Medical Microbiology and Hygiene Institute, Technical University Dresden, Germany, *Department of Respiratory Infections, Meningitis and STIs, Statens Serum Institut, Copenhagen, Denmark and {dagger}Respiratory and Systemic Infection Laboratory, PHLS Central Public Health Laboratory, London

Received 14 April 2000; revised version received 6 Nov. 2000; accepted 28 Nov. 2000. Corresponding author: Dr J.H. Helbig (e-mail: Juergen.Helbig@mailbox.tu-dresden.de).

Abstract

The new BinaxNOW Immunochromatographic (ICT) Assay for the detection of Legionella pneumophila antigens was used to test 535 urine specimens from patients with and without Legionnaires’ disease. The specificity, calculated by testing 112 samples from patients with pneumonia of aetiologies other than Legionella infection, and 167 urine specimens from urinary tract infections, was found to be 97.1% if the manufacturer's guidelines were followed. However, it was determined that the ‘false positive’ results characterised by very weak bands could be discounted by re-examination of the results at 60 min, yielding a specificity of 100%. With this minor modification of the procedure applied to examination of urine samples from 117 patients with legionellosis confirmed by isolation of L. pneumophila and 70 patients who had seroconverted to L. pneumophila serogroup 1, sensitivity was calculated to be 79.7%. In comparison, the sensitivities of the Binax Urinary Antigen Enzyme Immunoassay (EIA) and Biotest Urin Antigen EIA were estimated to be 79.1 and 83.4%, respectively. Eleven cases (5.9%) were positive by BinaxNOW assay but negative by Binax or Biotest EIA, or both.
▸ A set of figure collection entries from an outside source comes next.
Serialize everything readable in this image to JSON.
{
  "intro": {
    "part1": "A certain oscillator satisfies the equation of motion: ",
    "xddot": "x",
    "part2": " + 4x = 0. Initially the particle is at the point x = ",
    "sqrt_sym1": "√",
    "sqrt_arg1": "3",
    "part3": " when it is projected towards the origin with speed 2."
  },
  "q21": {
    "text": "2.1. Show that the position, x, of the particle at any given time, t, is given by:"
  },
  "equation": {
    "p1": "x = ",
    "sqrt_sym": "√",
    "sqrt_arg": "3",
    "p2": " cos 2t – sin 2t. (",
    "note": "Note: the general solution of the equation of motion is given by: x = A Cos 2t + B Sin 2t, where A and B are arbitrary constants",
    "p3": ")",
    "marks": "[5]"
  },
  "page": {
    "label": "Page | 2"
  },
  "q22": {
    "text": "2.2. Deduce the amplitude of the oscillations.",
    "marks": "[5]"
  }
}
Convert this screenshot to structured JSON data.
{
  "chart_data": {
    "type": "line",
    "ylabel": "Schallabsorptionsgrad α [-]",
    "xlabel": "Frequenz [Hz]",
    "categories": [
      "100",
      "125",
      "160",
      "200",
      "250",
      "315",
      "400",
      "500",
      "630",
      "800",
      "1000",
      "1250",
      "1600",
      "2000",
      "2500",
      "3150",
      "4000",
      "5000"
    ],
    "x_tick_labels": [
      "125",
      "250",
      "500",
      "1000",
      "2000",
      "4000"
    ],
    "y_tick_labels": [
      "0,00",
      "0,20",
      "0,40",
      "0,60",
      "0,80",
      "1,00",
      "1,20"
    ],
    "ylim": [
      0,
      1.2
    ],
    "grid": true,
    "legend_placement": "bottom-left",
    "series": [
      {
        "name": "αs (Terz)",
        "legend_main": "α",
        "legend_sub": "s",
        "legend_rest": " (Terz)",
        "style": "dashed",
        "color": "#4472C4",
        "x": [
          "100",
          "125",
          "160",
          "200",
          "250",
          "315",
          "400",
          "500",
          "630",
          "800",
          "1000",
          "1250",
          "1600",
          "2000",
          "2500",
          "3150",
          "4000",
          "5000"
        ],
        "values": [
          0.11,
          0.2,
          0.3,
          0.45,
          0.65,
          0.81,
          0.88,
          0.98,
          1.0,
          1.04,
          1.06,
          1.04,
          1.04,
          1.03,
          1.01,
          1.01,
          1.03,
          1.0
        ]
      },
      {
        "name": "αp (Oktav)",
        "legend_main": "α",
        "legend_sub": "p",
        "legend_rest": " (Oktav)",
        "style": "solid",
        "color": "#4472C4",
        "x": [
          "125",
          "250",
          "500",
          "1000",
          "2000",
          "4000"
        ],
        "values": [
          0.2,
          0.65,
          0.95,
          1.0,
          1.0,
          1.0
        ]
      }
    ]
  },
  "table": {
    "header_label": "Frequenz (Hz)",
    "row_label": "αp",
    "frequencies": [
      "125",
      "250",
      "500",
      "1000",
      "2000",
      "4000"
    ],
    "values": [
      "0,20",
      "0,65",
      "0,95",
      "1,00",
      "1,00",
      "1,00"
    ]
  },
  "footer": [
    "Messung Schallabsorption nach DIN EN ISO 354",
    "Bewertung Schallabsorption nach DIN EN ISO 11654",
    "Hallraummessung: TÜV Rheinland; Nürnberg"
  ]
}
The sensitivities of all assays increased to c. 94% if only diagnosis of cases confirmed by isolation of serogroup 1 L. pneumophila was considered, although the sensitivity for infections caused by L. pneumophila serogroup 1 monoclonal antibody (MAb) subgroup Bellingham was significantly lower than for other MAb subgroups. The Biotest EIA recognised 10 (45%) of the 22 cases not caused by L. pneumophila serogroup 1, whereas the two Binax kits detected only three each. The ICT assay BinaxNOW can be recommended as a rapid specific test for the diagnosis of Legionnaires’ diseases caused by L. pneumophila serogroup 1, although very weak bands should be interpreted cautiously.